Online Video Ads Leave GIFs and JPGs Standing Still, Says DoubleClick

When it comes to grabbing the attention of Web surfers, advertising distributed via online video handily outpaces static image ads, according to a new DoubleClick report.

The company studied more than 300 online video ad campaigns placed by more than 130 advertisers between June and September of last year. The bottom line: video is significantly more powerful than most other display formats.

DoubleClick said the objective of the study was to identify major performance metrics trends in Web video campaigns based on the various features of those campaigns including industry sector, ad format, ad size and ad length. It predicted companies that invest in online video advertising are likely to see significant results.

In essence, there’s just something special about that “play” button. The report found users click the “Play” button at considerably higher rates than they click image ads, and typically play those ads for two-thirds of their full lengths.

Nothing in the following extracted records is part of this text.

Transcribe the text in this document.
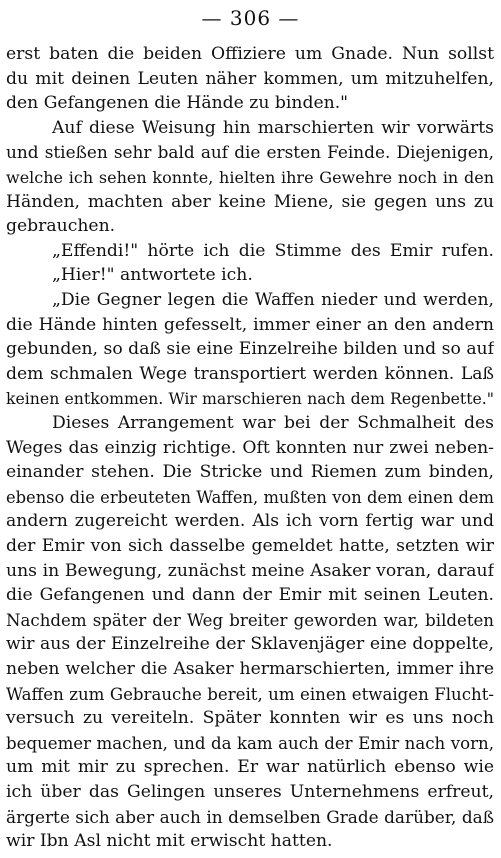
— 306 —
erst baten die beiden Offiziere um Gnade. Nun sollst
du mit deinen Leuten näher kommen, um mitzuhelfen,
den Gefangenen die Hände zu binden."
Auf diese Weisung hin marschierten wir vorwärts
und stießen sehr bald auf die ersten Feinde. Diejenigen,
welche ich sehen konnte, hielten ihre Gewehre noch in den
Händen, machten aber keine Miene, sie gegen uns zu
gebrauchen.
„Effendi!" hörte ich die Stimme des Emir rufen.
„Hier!" antwortete ich.
„Die Gegner legen die Waffen nieder und werden,
die Hände hinten gefesselt, immer einer an den andern
gebunden, so daß sie eine Einzelreihe bilden und so auf
dem schmalen Wege transportiert werden können. Laß
keinen entkommen. Wir marschieren nach dem Regenbette."
Dieses Arrangement war bei der Schmalheit des
Weges das einzig richtige. Oft konnten nur zwei neben-
einander stehen. Die Stricke und Riemen zum binden,
ebenso die erbeuteten Waffen, mußten von dem einen dem
andern zugereicht werden. Als ich vorn fertig war und
der Emir von sich dasselbe gemeldet hatte, setzten wir
uns in Bewegung, zunächst meine Asaker voran, darauf
die Gefangenen und dann der Emir mit seinen Leuten.
Nachdem später der Weg breiter geworden war, bildeten
wir aus der Einzelreihe der Sklavenjäger eine doppelte,
neben welcher die Asaker hermarschierten, immer ihre
Waffen zum Gebrauche bereit, um einen etwaigen Flucht-
versuch zu vereiteln. Später konnten wir es uns noch
bequemer machen, und da kam auch der Emir nach vorn,
um mit mir zu sprechen. Er war natürlich ebenso wie
ich über das Gelingen unseres Unternehmens erfreut,
ärgerte sich aber auch in demselben Grade darüber, daß
wir Ibn Asl nicht mit erwischt hatten.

All the ads analyzed for the study included buttons to play, pause and stop the video, and DoubleClick measured the users’ interactions with each of those functions. “The video control consumers are most likely to click is the “Play” button,” it reported.

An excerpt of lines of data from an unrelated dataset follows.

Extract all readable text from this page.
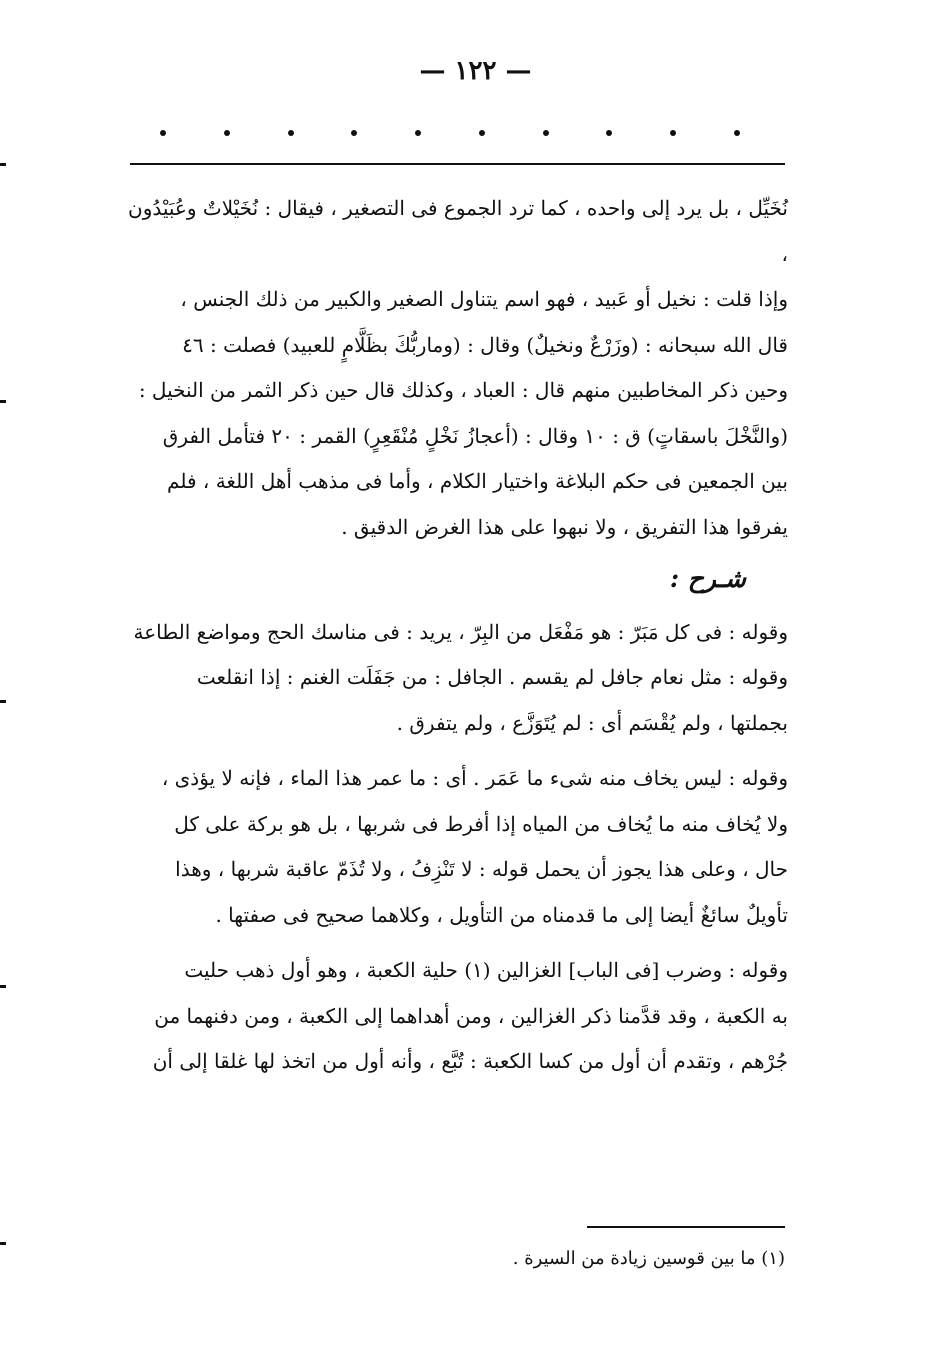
— ١٢٢ —

نُخَيِّل ، بل يرد إلى واحده ، كما ترد الجموع فى التصغير ، فيقال : نُخَيْلاتٌ وعُبَيْدُون ،

وإذا قلت : نخيل أو عَبيد ، فهو اسم يتناول الصغير والكبير من ذلك الجنس ،

قال الله سبحانه : (وزَرْعٌ ونخيلٌ) وقال : (وماربُّكَ بظَلَّامٍ للعبيد) فصلت : ٤٦

وحين ذكر المخاطبين منهم قال : العباد ، وكذلك قال حين ذكر الثمر من النخيل :

(والنَّخْلَ باسقاتٍ) ق : ١٠ وقال : (أعجازُ نَخْلٍ مُنْقَعِرٍ) القمر : ٢٠ فتأمل الفرق

بين الجمعين فى حكم البلاغة واختيار الكلام ، وأما فى مذهب أهل اللغة ، فلم

يفرقوا هذا التفريق ، ولا نبهوا على هذا الغرض الدقيق .

شـرح :

وقوله : فى كل مَبَرّ : هو مَفْعَل من البِرّ ، يريد : فى مناسك الحج ومواضع الطاعة

وقوله : مثل نعام جافل لم يقسم . الجافل : من جَفَلَت الغنم : إذا انقلعت

بجملتها ، ولم يُقْسَم أى : لم يُتَوَزَّع ، ولم يتفرق .

وقوله : ليس يخاف منه شىء ما عَمَر . أى : ما عمر هذا الماء ، فإنه لا يؤذى ،

ولا يُخاف منه ما يُخاف من المياه إذا أفرط فى شربها ، بل هو بركة على كل

حال ، وعلى هذا يجوز أن يحمل قوله : لا تَنْزِفُ ، ولا تُذَمّ عاقبة شربها ، وهذا

تأويلٌ سائغٌ أيضا إلى ما قدمناه من التأويل ، وكلاهما صحيح فى صفتها .

وقوله : وضرب [فى الباب] الغزالين (١) حلية الكعبة ، وهو أول ذهب حليت

به الكعبة ، وقد قدَّمنا ذكر الغزالين ، ومن أهداهما إلى الكعبة ، ومن دفنهما من

جُرْهم ، وتقدم أن أول من كسا الكعبة : تُبَّع ، وأنه أول من اتخذ لها غلقا إلى أن

(١) ما بين قوسين زيادة من السيرة .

People are about twice as likely to play a video, or replay one that started automatically, than they are to click through standard JPG or GIF image ads.

Online marketers should note the importance of getting their message across early on when creating videos. DoubleClick said most viewers stuck with the clips for two-thirds of their duration, meaning they typically watched about 19 seconds of each :30 video or 10 seconds of each :15 spot.

DoubleClick said most of the video ad units it studied were embedded in Web pages as opposed to being placed within streaming video content that required the launching of external players. It also said size didn’t seem to matter, noting “there is little difference in the length of play between ads that expand to a larger display window and standard video ads that do not expand.”

Video far outdistances plain image ads when it comes to the coveted click-through rate, said DoubleClick. It said the click-through rates for the videos ranged from 0.4 percent to 0.74 percent, while the click-through rates for plain GIF or JPG ads range from 0.1 percent to 0.2 percent.

The challenge facing advertisers is to match their video efforts to the content, said Rick Bruner, research director at DoubleClick, in an interview with ClickZ.

“It’s a mistake for advertisers to assume that all they should do is take their television ads and move them to the Internet,” he said. “I expect that the most effective video ads are the ones that compel the user to engage with them and initiate the advertising. Our clients are now mixed about whether their ads should play with or without user initiation… I think the best practice is to create the type of advertisements that users are going to request to see and initiate.”

DoubleClick said the findings were based on aggregated and cleansed data gleaned from 2.7 billion video ad impressions. Most of the videos in the study were auto-play types that only included sound if the viewers clicked to activate the audio.